U.K. Slaps Deutsche Bank with $200 Million Penalty over Money Laundering Case
The U.K.’s Financial Conduct Authority (FCA) has fined Deutsche Bank £163 million (US$204.7 million) for failing to maintain adequate anti-money laundering controls between Jan. 1, 2012, and Dec. 31, 2015, according to Paybefore sister publication Banking Technology. That stands as the largest financial penalty for failed money laundering controls ever imposed by the FCA or its predecessor, the Financial Services Authority.
The FCA says Deutsche Bank exposed the U.K. financial system to the financial crime risks by failing to properly oversee the formation of new customer relationships and the booking of global business in the country. Because of inadequate controls framework, customers used Deutsche Bank to transfer approximately $10 billion of unknown origin from Russia to offshore bank accounts in a manner typically used for financial crime.
“The size of the fine reflects the seriousness of Deutsche Bank’s failings,” said Mark Steward, director of enforcement and market oversight at the FCA. “We have repeatedly told firms how to comply with our AML requirements and the failings of Deutsche Bank are simply unacceptable.
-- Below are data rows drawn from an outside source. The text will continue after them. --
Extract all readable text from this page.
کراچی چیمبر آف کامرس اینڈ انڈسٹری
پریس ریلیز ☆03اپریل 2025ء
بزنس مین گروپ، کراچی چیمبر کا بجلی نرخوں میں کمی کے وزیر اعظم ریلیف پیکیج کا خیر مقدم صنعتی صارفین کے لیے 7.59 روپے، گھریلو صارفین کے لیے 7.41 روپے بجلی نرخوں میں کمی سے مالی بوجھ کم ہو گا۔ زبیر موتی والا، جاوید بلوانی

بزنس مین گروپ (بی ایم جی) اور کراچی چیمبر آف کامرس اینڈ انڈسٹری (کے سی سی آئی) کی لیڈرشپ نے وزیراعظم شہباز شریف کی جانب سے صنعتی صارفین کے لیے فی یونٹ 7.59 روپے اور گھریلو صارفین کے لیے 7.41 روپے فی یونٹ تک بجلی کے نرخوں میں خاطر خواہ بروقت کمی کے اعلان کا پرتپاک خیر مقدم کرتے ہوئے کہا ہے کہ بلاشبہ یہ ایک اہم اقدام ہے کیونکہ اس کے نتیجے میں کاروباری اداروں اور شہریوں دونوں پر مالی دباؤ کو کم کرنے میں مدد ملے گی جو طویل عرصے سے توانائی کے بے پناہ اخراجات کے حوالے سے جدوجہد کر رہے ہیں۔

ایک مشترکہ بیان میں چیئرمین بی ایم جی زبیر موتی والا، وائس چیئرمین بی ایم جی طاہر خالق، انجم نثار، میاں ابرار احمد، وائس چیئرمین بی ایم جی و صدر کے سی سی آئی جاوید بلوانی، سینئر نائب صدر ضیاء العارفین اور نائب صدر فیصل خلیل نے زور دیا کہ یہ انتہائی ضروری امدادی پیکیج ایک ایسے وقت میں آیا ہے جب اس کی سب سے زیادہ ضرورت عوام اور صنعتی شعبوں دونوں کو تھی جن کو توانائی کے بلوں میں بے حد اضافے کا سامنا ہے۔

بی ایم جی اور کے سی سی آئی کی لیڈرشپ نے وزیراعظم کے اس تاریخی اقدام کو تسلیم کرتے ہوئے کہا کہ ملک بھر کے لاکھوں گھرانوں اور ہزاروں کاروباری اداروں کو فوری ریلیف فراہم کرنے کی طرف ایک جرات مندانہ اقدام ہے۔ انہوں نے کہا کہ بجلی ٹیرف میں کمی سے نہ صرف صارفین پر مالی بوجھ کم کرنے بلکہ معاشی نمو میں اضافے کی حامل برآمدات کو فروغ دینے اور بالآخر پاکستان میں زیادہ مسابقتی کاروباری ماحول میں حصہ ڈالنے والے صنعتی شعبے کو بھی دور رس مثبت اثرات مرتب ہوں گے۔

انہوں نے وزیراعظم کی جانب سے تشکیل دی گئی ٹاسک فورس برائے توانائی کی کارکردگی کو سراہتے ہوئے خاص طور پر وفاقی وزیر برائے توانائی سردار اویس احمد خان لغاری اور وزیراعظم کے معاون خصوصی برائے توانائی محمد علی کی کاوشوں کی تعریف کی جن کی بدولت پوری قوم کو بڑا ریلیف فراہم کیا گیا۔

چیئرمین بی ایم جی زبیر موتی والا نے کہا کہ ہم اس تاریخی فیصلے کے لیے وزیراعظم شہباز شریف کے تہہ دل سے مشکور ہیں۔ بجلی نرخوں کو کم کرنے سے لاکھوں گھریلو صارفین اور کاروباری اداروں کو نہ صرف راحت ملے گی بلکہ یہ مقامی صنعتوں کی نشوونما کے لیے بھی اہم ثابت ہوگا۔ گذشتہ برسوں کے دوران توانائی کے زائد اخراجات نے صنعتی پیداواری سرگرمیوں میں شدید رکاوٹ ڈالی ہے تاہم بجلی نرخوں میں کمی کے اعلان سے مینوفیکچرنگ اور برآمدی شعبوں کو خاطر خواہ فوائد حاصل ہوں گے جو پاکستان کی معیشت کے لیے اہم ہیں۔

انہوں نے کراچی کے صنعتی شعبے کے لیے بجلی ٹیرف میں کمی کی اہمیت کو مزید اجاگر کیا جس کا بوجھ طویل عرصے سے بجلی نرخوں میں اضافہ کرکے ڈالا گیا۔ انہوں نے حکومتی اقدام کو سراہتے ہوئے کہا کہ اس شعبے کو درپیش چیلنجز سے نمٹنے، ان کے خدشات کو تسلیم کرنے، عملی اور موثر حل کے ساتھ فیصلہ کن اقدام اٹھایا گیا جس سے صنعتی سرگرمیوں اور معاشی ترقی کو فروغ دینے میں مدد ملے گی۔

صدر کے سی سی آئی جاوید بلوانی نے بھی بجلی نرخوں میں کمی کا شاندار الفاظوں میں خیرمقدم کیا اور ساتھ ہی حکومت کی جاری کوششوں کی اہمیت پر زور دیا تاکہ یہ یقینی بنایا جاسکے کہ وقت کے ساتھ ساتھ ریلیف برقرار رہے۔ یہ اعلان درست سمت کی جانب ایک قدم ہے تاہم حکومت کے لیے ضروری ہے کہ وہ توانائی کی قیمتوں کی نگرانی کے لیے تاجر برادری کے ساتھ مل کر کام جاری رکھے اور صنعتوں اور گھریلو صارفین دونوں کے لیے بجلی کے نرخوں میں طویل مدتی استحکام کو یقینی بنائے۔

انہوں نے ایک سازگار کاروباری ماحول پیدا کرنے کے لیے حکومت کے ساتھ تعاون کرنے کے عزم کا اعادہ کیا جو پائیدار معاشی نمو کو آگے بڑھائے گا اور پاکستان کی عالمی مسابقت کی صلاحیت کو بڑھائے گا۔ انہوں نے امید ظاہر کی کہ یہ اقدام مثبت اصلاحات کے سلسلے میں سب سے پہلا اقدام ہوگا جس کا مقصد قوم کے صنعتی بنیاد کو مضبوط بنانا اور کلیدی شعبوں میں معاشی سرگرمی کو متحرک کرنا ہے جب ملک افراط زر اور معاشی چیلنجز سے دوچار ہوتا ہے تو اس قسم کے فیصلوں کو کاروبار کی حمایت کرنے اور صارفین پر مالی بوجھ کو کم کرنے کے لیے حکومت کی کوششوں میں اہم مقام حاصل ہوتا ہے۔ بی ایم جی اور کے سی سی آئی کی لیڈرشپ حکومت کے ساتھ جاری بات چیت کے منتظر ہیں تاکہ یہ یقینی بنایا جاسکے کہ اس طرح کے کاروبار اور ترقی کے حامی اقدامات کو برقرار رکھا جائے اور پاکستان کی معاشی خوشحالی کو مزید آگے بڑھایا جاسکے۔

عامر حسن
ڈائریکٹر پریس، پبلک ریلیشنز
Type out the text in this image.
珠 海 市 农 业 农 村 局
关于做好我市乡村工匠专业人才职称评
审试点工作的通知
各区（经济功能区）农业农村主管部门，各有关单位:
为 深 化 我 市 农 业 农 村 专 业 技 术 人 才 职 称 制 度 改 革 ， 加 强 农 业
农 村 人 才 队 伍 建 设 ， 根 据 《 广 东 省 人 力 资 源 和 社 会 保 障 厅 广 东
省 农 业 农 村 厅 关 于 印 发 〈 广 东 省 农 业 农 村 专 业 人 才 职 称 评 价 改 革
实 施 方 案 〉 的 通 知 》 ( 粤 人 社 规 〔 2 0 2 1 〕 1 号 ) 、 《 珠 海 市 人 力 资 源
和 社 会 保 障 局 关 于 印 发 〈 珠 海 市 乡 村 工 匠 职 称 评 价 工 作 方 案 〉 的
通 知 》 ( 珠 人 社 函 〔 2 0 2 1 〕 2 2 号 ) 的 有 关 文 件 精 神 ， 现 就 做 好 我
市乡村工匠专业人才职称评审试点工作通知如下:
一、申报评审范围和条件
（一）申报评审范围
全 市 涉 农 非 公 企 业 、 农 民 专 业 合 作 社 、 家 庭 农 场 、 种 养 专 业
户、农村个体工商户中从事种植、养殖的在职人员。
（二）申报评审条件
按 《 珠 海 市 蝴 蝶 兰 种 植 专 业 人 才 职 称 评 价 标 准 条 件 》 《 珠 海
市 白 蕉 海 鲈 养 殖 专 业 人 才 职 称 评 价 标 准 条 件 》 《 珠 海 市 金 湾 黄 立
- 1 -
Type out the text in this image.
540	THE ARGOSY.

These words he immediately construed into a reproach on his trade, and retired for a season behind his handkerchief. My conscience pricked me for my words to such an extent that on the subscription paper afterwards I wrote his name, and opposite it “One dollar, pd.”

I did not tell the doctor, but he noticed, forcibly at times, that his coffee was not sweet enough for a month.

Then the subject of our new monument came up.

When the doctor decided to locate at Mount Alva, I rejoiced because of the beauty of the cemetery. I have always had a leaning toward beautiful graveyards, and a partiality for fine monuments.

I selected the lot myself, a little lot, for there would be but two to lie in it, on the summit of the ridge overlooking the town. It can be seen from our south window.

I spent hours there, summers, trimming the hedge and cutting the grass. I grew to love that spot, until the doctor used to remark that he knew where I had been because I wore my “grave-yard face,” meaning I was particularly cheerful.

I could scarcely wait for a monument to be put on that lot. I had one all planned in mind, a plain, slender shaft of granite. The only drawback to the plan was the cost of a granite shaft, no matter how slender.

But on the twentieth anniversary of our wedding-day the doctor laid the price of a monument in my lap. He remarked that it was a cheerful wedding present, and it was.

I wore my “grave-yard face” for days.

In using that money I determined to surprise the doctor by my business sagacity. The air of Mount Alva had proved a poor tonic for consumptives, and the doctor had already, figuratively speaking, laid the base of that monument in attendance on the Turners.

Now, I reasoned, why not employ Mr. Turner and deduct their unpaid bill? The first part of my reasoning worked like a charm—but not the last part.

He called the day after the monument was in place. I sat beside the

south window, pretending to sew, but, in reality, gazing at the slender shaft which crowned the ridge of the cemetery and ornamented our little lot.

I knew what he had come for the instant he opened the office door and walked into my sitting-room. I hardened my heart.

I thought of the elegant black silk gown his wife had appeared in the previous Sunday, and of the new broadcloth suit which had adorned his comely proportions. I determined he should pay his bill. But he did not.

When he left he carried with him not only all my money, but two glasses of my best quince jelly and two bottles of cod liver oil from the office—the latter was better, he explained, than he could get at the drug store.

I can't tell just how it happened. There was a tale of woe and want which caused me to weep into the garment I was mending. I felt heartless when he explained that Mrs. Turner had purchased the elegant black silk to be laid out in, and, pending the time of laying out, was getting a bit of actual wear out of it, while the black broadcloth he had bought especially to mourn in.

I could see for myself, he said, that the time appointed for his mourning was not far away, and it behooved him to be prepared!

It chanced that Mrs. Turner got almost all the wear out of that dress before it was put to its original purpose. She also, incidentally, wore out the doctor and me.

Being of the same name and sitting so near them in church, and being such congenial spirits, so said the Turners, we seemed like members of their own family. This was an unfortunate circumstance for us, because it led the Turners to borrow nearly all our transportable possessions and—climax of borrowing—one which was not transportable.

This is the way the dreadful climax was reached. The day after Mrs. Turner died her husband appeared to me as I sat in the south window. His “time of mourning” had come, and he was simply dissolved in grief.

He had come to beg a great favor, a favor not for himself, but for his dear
Other firms should take notice of today’s fine and look again at their own AML procedures to ensure they do not face similar action.”
The FCA found “significant deficiencies” throughout Deutsche Bank’s AML control framework. The FCA specifically found that Deutsche Bank’s Corporate Banking and Securities division in the U.K. failed to perform adequate customer due diligence and had an inadequate I.T. infrastructure for AML efforts, among other faults.
The failings allowed the front office of Deutsche Bank’s Russia-based subsidiary to execute more than 2,400 pairs of trades that mirrored each other between April 2012 and October 2014, according to the FCA And a further $3.8 billion in suspicious “one-sided trades” also occurred. Deutsche Bank breached Principle 3 (taking reasonable steps to organize its affairs responsibly and effectively, with adequate risk management systems) of the FCA’s Principles for Businesses as well as Senior Management Arrangements, Systems and Controls rules 6.1.1 R and 6.3.1 R., the regulator noted
Deutsche Bank agreed to settle at an early stage of the FCA’s investigation and therefore qualified for a 30 percent discount on its penalty. This discount does not apply to the £9.1 million (US$11.4 million) in commissions that Deutsche Bank generated from the suspicious trading. Deutsche Bank was “exceptionally co-operative” with the FCA during the investigation and has committed significant resources to a large scale remediation program to correct the deficiencies in its AML control framework and customer files, authorities said.